Improving Prototypical Visual Explanations with Reward Reweighing, Reselection, and Retraining
Aaron J. Li, Robin Netzorg, Zhihan Cheng, Zhuoqin Zhang, Bin Yu
TL;DR
This work tackles the interpretability gap in prototype-based image classifiers by introducing R3, a post-processing framework that learns a reward model from human feedback to guide three offline prototype updates—Reward Reweighing, Prototype Reselection, and Retraining—for ProtoPNet variants. The reward model is trained from a compact set of human ratings on image-prototype activations and used to align prototypes with human preferences, while a subsequent retraining step realigns the base features and classifier to preserve predictive accuracy.
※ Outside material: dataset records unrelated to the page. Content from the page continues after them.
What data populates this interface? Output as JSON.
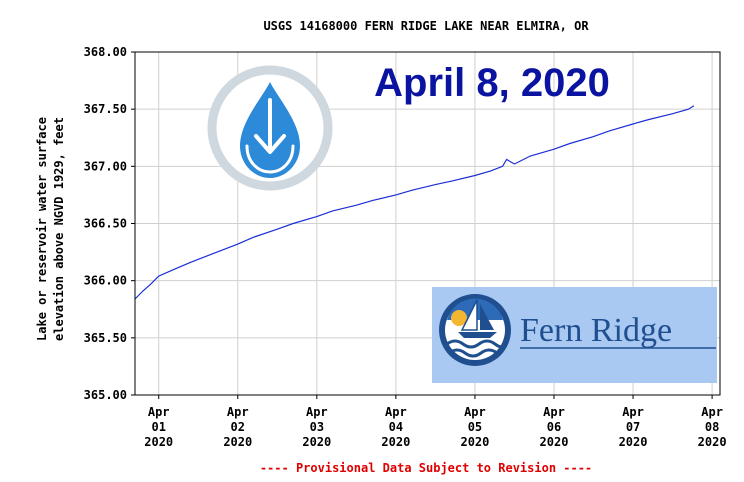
{
  "chart_data": {
    "type": "line",
    "title": "USGS 14168000 FERN RIDGE LAKE NEAR ELMIRA, OR",
    "ylabel_lines": [
      "Lake or reservoir water surface",
      "elevation above NGVD 1929, feet"
    ],
    "ylim": [
      365.0,
      368.0
    ],
    "yticks": [
      "365.00",
      "365.50",
      "366.00",
      "366.50",
      "367.00",
      "367.50",
      "368.00"
    ],
    "xlim": [
      0,
      7.4
    ],
    "xticks": [
      {
        "pos": 0.3,
        "lines": [
          "Apr",
          "01",
          "2020"
        ]
      },
      {
        "pos": 1.3,
        "lines": [
          "Apr",
          "02",
          "2020"
        ]
      },
      {
        "pos": 2.3,
        "lines": [
          "Apr",
          "03",
          "2020"
        ]
      },
      {
        "pos": 3.3,
        "lines": [
          "Apr",
          "04",
          "2020"
        ]
      },
      {
        "pos": 4.3,
        "lines": [
          "Apr",
          "05",
          "2020"
        ]
      },
      {
        "pos": 5.3,
        "lines": [
          "Apr",
          "06",
          "2020"
        ]
      },
      {
        "pos": 6.3,
        "lines": [
          "Apr",
          "07",
          "2020"
        ]
      },
      {
        "pos": 7.3,
        "lines": [
          "Apr",
          "08",
          "2020"
        ]
      }
    ],
    "grid": true,
    "series": [
      {
        "color": "#1a2fd6",
        "x": [
          0,
          0.1,
          0.2,
          0.3,
          0.5,
          0.7,
          1.0,
          1.3,
          1.5,
          1.8,
          2.0,
          2.3,
          2.5,
          2.8,
          3.0,
          3.3,
          3.5,
          3.8,
          4.0,
          4.3,
          4.5,
          4.65,
          4.7,
          4.8,
          5.0,
          5.3,
          5.5,
          5.8,
          6.0,
          6.3,
          6.5,
          6.8,
          7.0,
          7.07
        ],
        "y": [
          365.84,
          365.91,
          365.97,
          366.04,
          366.1,
          366.16,
          366.24,
          366.32,
          366.38,
          366.45,
          366.5,
          366.56,
          366.61,
          366.66,
          366.7,
          366.75,
          366.79,
          366.84,
          366.87,
          366.92,
          366.96,
          367.0,
          367.06,
          367.02,
          367.09,
          367.15,
          367.2,
          367.26,
          367.31,
          367.37,
          367.41,
          367.46,
          367.5,
          367.53
        ]
      }
    ],
    "footnote": "---- Provisional Data Subject to Revision ----"
  },
  "overlay": {
    "date_text": "April 8, 2020",
    "brand_text": "Fern Ridge"
  },
  "icons": {
    "water_drop": "water-drop-down-arrow-icon",
    "sailboat": "sailboat-logo-icon"
  },
  "colors": {
    "line": "#1a2fd6",
    "overlay_text": "#0a14a0",
    "footnote": "#e00000",
    "brand_bg": "#a9c8f2",
    "brand_text": "#1f4f8f"
  }
}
Across bird and car datasets, R3 consistently boosts prototype quality (reward and Activation Precision) and often improves or restores predictive accuracy after retraining, with demonstrated generalizability to ProtoPFormer and SDFA/SA-augmented variants. The framework enables customizable, human-aligned interpretability improvements that can be adapted to other prototype-based models, offering practical benefits for trustworthy visual explanations and deployment in real-world settings.
Abstract
In recent years, work has gone into developing deep interpretable methods for image classification that clearly attributes a model's output to specific features of the data. One such of these methods is the Prototypical Part Network (ProtoPNet), which attempts to classify images based on meaningful parts of the input. While this architecture is able to produce visually interpretable classifications, it often learns to classify based on parts of the image that are not semantically meaningful. To address this problem, we propose the Reward Reweighing, Reselecting, and Retraining (R3) post-processing framework, which performs three additional corrective updates to a pretrained ProtoPNet in an offline and efficient manner. The first two steps involve learning a reward model based on collected human feedback and then aligning the prototypes with human preferences. The final step is retraining, which realigns the base features and the classifier layer of the original model with the updated prototypes. We find that our R3 framework consistently improves both the interpretability and the predictive accuracy of ProtoPNet and its variants.